You could browse a museum or two and for insights into Australia’s rich cultural diversity and how the country’s unique contemporary Australian cuisine evolved, start at the Immigration Museum where exhibitions use historical documents, personal stories, mementoes, and interactive media to trace the journeys of refugees and immigrants who made Victoria home. Then drop into the Chinese Museum, which explores Australia’s Chinese heritage. Australia’s Chinese were some of the earliest immigrants, arriving during the Gold Rush, which explains why nearly every country town and suburb has a Chinese restaurant and every Aussie capital has a Chinatown. See our guide to Melbourne’s best museums.
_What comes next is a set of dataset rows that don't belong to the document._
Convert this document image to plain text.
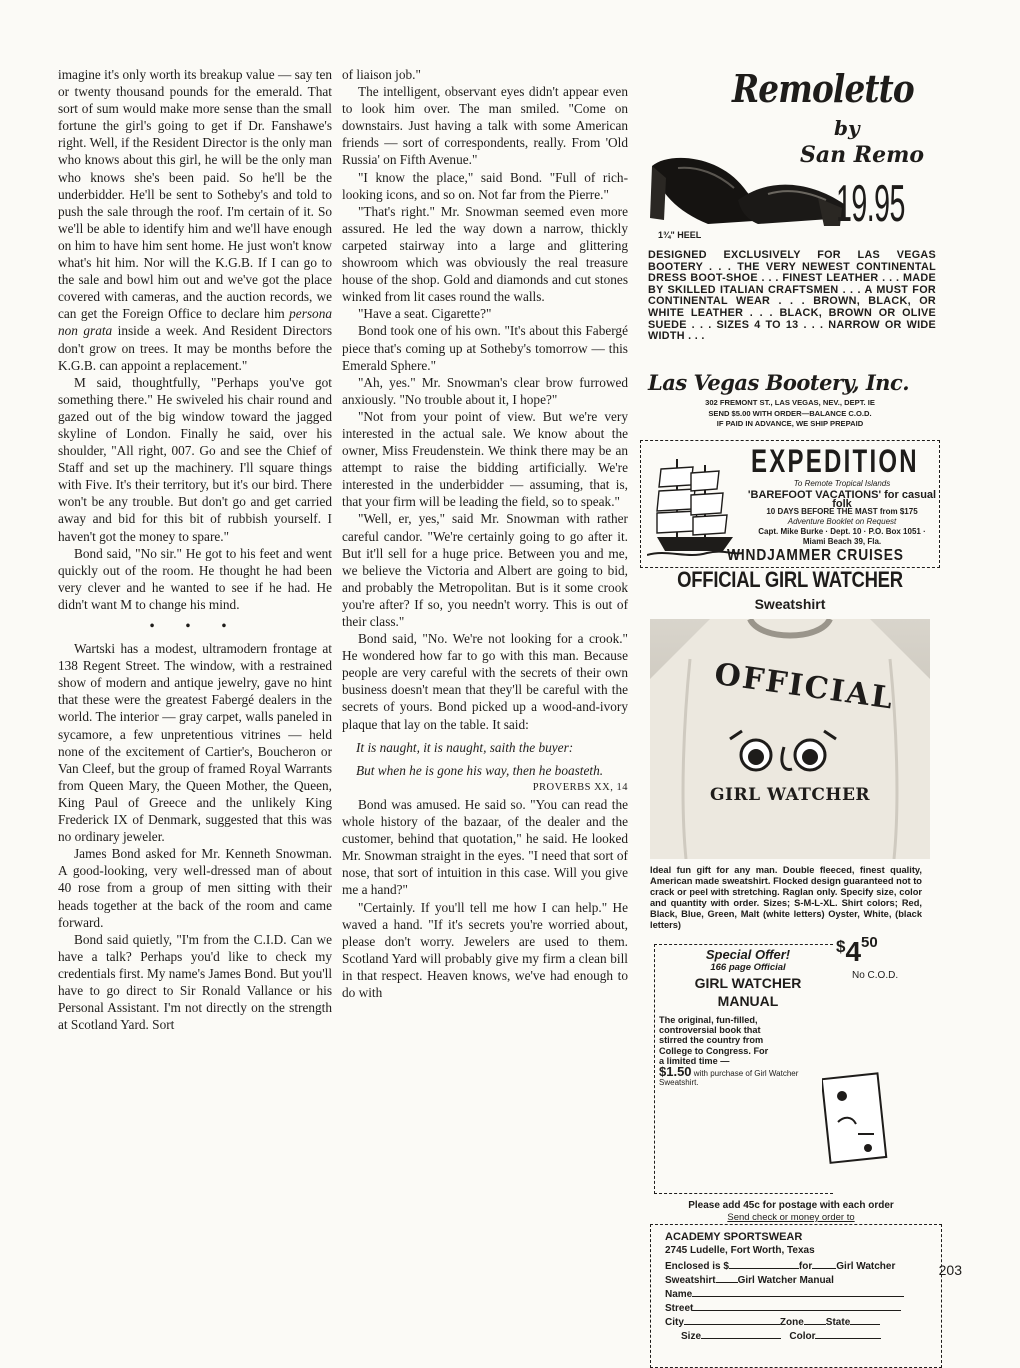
imagine it's only worth its breakup value — say ten or twenty thousand pounds for the emerald. That sort of sum would make more sense than the small fortune the girl's going to get if Dr. Fanshawe's right. Well, if the Resident Director is the only man who knows about this girl, he will be the only man who knows she's been paid. So he'll be the underbidder. He'll be sent to Sotheby's and told to push the sale through the roof. I'm certain of it. So we'll be able to identify him and we'll have enough on him to have him sent home. He just won't know what's hit him. Nor will the K.G.B. If I can go to the sale and bowl him out and we've got the place covered with cameras, and the auction records, we can get the Foreign Office to declare him persona non grata inside a week. And Resident Directors don't grow on trees. It may be months before the K.G.B. can appoint a replacement."

M said, thoughtfully, "Perhaps you've got something there." He swiveled his chair round and gazed out of the big window toward the jagged skyline of London. Finally he said, over his shoulder, "All right, 007. Go and see the Chief of Staff and set up the machinery. I'll square things with Five. It's their territory, but it's our bird. There won't be any trouble. But don't go and get carried away and bid for this bit of rubbish yourself. I haven't got the money to spare."

Bond said, "No sir." He got to his feet and went quickly out of the room. He thought he had been very clever and he wanted to see if he had. He didn't want M to change his mind.

• • •

Wartski has a modest, ultramodern frontage at 138 Regent Street. The window, with a restrained show of modern and antique jewelry, gave no hint that these were the greatest Fabergé dealers in the world. The interior — gray carpet, walls paneled in sycamore, a few unpretentious vitrines — held none of the excitement of Cartier's, Boucheron or Van Cleef, but the group of framed Royal Warrants from Queen Mary, the Queen Mother, the Queen, King Paul of Greece and the unlikely King Frederick IX of Denmark, suggested that this was no ordinary jeweler.

James Bond asked for Mr. Kenneth Snowman. A good-looking, very well-dressed man of about 40 rose from a group of men sitting with their heads together at the back of the room and came forward.

Bond said quietly, "I'm from the C.I.D. Can we have a talk? Perhaps you'd like to check my credentials first. My name's James Bond. But you'll have to go direct to Sir Ronald Vallance or his Personal Assistant. I'm not directly on the strength at Scotland Yard. Sort

of liaison job."

The intelligent, observant eyes didn't appear even to look him over. The man smiled. "Come on downstairs. Just having a talk with some American friends — sort of correspondents, really. From 'Old Russia' on Fifth Avenue."

"I know the place," said Bond. "Full of rich-looking icons, and so on. Not far from the Pierre."

"That's right." Mr. Snowman seemed even more assured. He led the way down a narrow, thickly carpeted stairway into a large and glittering showroom which was obviously the real treasure house of the shop. Gold and diamonds and cut stones winked from lit cases round the walls.

"Have a seat. Cigarette?"

Bond took one of his own. "It's about this Fabergé piece that's coming up at Sotheby's tomorrow — this Emerald Sphere."

"Ah, yes." Mr. Snowman's clear brow furrowed anxiously. "No trouble about it, I hope?"

"Not from your point of view. But we're very interested in the actual sale. We know about the owner, Miss Freudenstein. We think there may be an attempt to raise the bidding artificially. We're interested in the underbidder — assuming, that is, that your firm will be leading the field, so to speak."

"Well, er, yes," said Mr. Snowman with rather careful candor. "We're certainly going to go after it. But it'll sell for a huge price. Between you and me, we believe the Victoria and Albert are going to bid, and probably the Metropolitan. But is it some crook you're after? If so, you needn't worry. This is out of their class."

Bond said, "No. We're not looking for a crook." He wondered how far to go with this man. Because people are very careful with the secrets of their own business doesn't mean that they'll be careful with the secrets of yours. Bond picked up a wood-and-ivory plaque that lay on the table. It said:

It is naught, it is naught, saith the buyer:
But when he is gone his way, then he boasteth.

PROVERBS XX, 14

Bond was amused. He said so. "You can read the whole history of the bazaar, of the dealer and the customer, behind that quotation," he said. He looked Mr. Snowman straight in the eyes. "I need that sort of nose, that sort of intuition in this case. Will you give me a hand?"

"Certainly. If you'll tell me how I can help." He waved a hand. "If it's secrets you're worried about, please don't worry. Jewelers are used to them. Scotland Yard will probably give my firm a clean bill in that respect. Heaven knows, we've had enough to do with

203
Remoletto
by
San Remo
19.95
1¾" HEEL
DESIGNED EXCLUSIVELY FOR LAS VEGAS BOOTERY . . . THE VERY NEWEST CONTINENTAL DRESS BOOT-SHOE . . . FINEST LEATHER . . . MADE BY SKILLED ITALIAN CRAFTSMEN . . . A MUST FOR CONTINENTAL WEAR . . . BROWN, BLACK, OR WHITE LEATHER . . . BLACK, BROWN OR OLIVE SUEDE . . . SIZES 4 TO 13 . . . NARROW OR WIDE WIDTH . . .
Las Vegas Bootery, Inc.
302 FREMONT ST., LAS VEGAS, NEV., DEPT. IE
SEND $5.00 WITH ORDER—BALANCE C.O.D.
IF PAID IN ADVANCE, WE SHIP PREPAID
EXPEDITION
To Remote Tropical Islands
'BAREFOOT VACATIONS' for casual folk
10 DAYS BEFORE THE MAST from $175
Adventure Booklet on Request
Capt. Mike Burke · Dept. 10 · P.O. Box 1051 ·
Miami Beach 39, Fla.
WINDJAMMER CRUISES
OFFICIAL GIRL WATCHER
Sweatshirt
OFFICIAL
GIRL WATCHER
Ideal fun gift for any man. Double fleeced, finest quality, American made sweatshirt. Flocked design guaranteed not to crack or peel with stretching. Raglan only. Specify size, color and quantity with order. Sizes; S-M-L-XL. Shirt colors; Red, Black, Blue, Green, Malt (white letters) Oyster, White, (black letters)
$^{\$}4^{50}$
No C.O.D.
Special Offer!
166 page Official
GIRL WATCHER
MANUAL
The original, fun-filled, controversial book that stirred the country from College to Congress. For a limited time —
$1.50 with purchase of Girl Watcher Sweatshirt.
Please add 45c for postage with each order
Send check or money order to
ACADEMY SPORTSWEAR
2745 Ludelle, Fort Worth, Texas
Enclosed is $	for Girl Watcher
Sweatshirt Girl Watcher Manual
Name
Street
City	Zone State
Size	Color
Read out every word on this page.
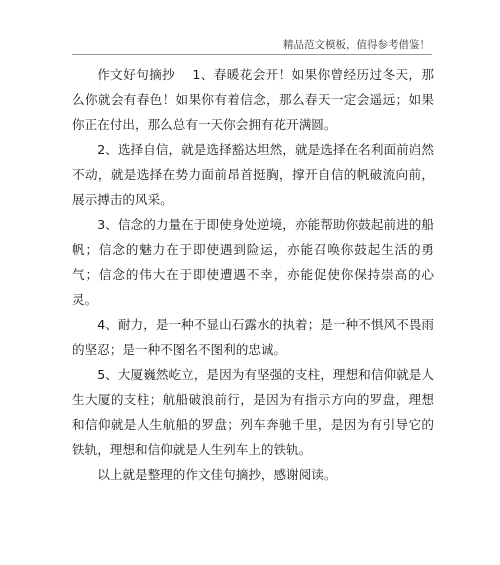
精品范文模板，值得参考借鉴！

作文好句摘抄　 1、春暖花会开！如果你曾经历过冬天，那么你就会有春色！如果你有着信念，那么春天一定会遥远；如果你正在付出，那么总有一天你会拥有花开满圆。

2、选择自信，就是选择豁达坦然，就是选择在名利面前岿然不动，就是选择在势力面前昂首挺胸，撑开自信的帆破流向前，展示搏击的风采。

3、信念的力量在于即使身处逆境，亦能帮助你鼓起前进的船帆；信念的魅力在于即使遇到险运，亦能召唤你鼓起生活的勇气；信念的伟大在于即使遭遇不幸，亦能促使你保持崇高的心灵。

4、耐力，是一种不显山石露水的执着；是一种不惧风不畏雨的坚忍；是一种不图名不图利的忠诚。

5、大厦巍然屹立，是因为有坚强的支柱，理想和信仰就是人生大厦的支柱；航船破浪前行，是因为有指示方向的罗盘，理想和信仰就是人生航船的罗盘；列车奔驰千里，是因为有引导它的铁轨，理想和信仰就是人生列车上的铁轨。

以上就是整理的作文佳句摘抄，感谢阅读。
How to Get to Melbourne Food and Wine Festival Events
From Melbourne Airport take the SkyBus to Southern Cross Station in the city. If you’re staying in Melbourne’s city centre you’ll probably be able to walk to many restaurants and other venues and if you can’t, the free City Circle Tram or Tourist Shuttle Bus should be able to get you close to where you want to go. The City Circle Tram runs around the CBD perimeter every 12 minutes, seven days a week, while the Tourist Shuttle runs every 30 minutes and covers a larger area, taking in Carlton, Docklands, Southbank, the Royal Botanic Gardens and Jolimont. Suburban trams and city and regional trains are your next best option and taxis for late night journeys back to your accommodation. You’ll need a MYKI pass for public transport.